Since the 1980s, feminist pornographers have worked to counter the oppressive aspects of mainstream, male-centred, and sexist porn. Feminist porn concentrates on women’s empowerment and sex positivity, encouraging people across the gender spectrum to embrace their sexuality, to seek and share pleasure, and reduce shame surrounding sex. Feminist porn shifts the gaze and includes more equal representations of genders in front of and behind the camera, in the production, and in the stories it tells. Feminist porn ensures workplace safety for performers, makes sure that performers consent to every act, and can even provide opportunities to direct their own films. Contemporary feminist pornographers believe that the stories they tell about sex matter to people of all sexes and genders equally.
When comprehensive sexual health and relationships education isn’t available, porn’s content and accessibility make it an easy substitute. If people are learning about sex from porn, then the teacher and the content matters. It can make the difference between people learning to seek physical and sexual control or learning to care for sexual partners physically and emotionally. We need to teach and empower people to choose their porn carefully.
In an equal and equitable world, we wouldn’t need to talk about porn’s connection to sexual violence. We would notice and reject any overt and hidden forms of violence or inequality and would avoid using women’s bodies as raw material for the pleasure of men and the profit of others. We don’t yet live in that world. In reality, the dangers that mainstream porn present in its messaging are not isolated to porn.

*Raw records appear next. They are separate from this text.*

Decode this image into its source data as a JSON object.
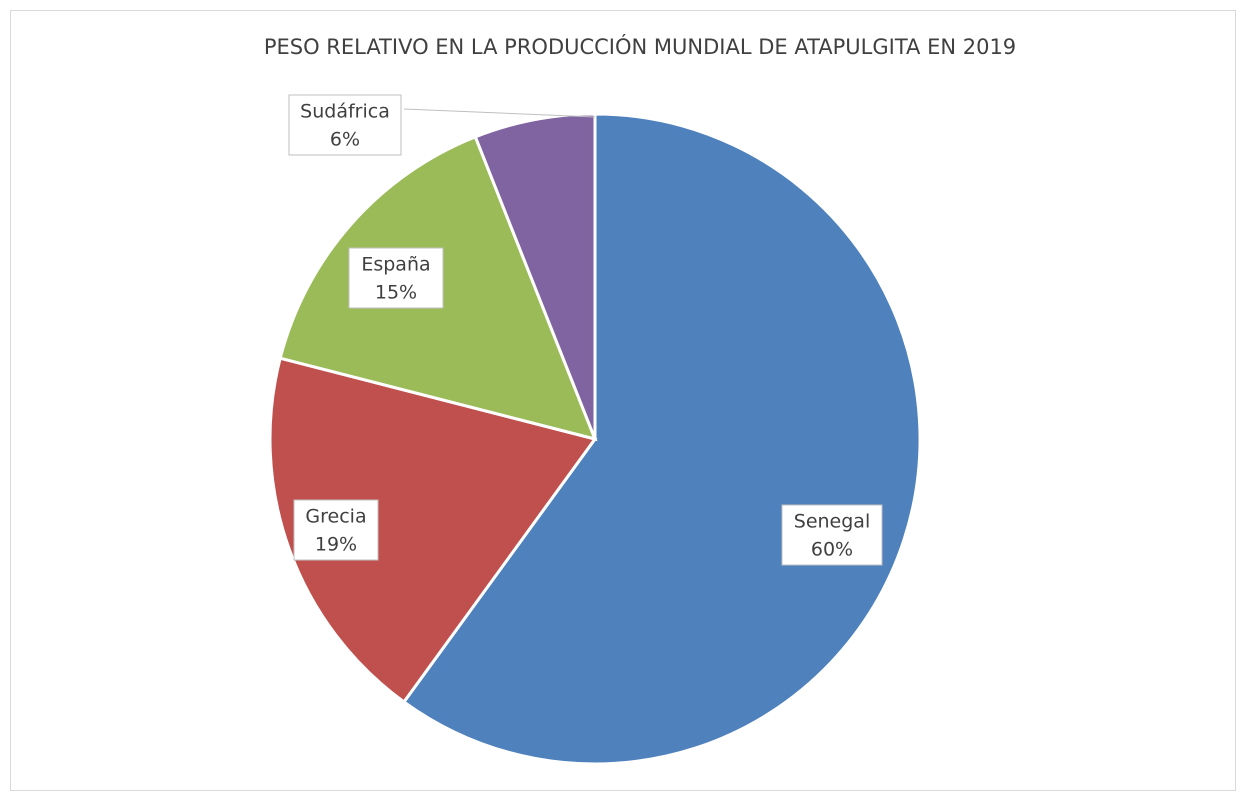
{
  "chart_data": {
    "type": "pie",
    "title": "PESO RELATIVO EN LA PRODUCCIÓN MUNDIAL DE ATAPULGITA EN 2019",
    "categories": [
      "Senegal",
      "Grecia",
      "España",
      "Sudáfrica"
    ],
    "values": [
      60,
      19,
      15,
      6
    ],
    "value_labels": [
      "60%",
      "19%",
      "15%",
      "6%"
    ],
    "colors": [
      "#4f81bd",
      "#c0504d",
      "#9bbb59",
      "#8064a2"
    ]
  }
}
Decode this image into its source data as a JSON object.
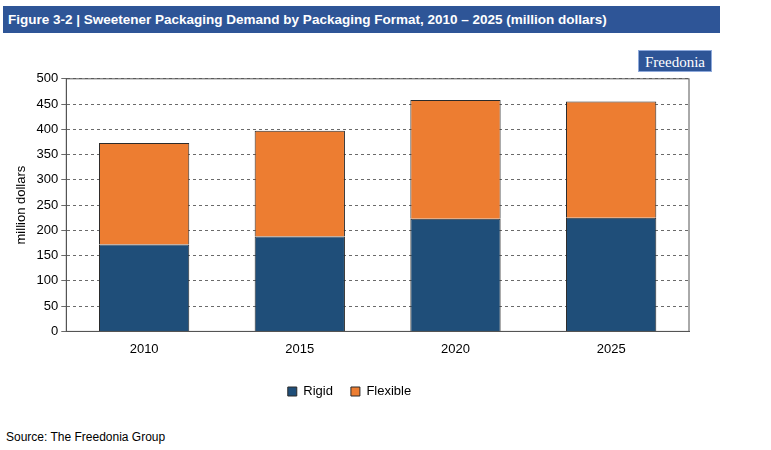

As we think about Sexual Violence Prevention Month we can all ask ourselves how the media that we consume – whether movies, television, books, magazine, music, or porn – teaches us about gender, bodies, relationships, and sex. Does it teach us to be excited by narratives of sexual exploitation or to work for positive and respectful sexual experiences? Are the stories that excite and stimulate us consistent with the kind of world we want for our children, our communities, and ourselves? If you are surprised or disturbed by the answers to those questions, then it might be time to turn off the channels that have been turning you on.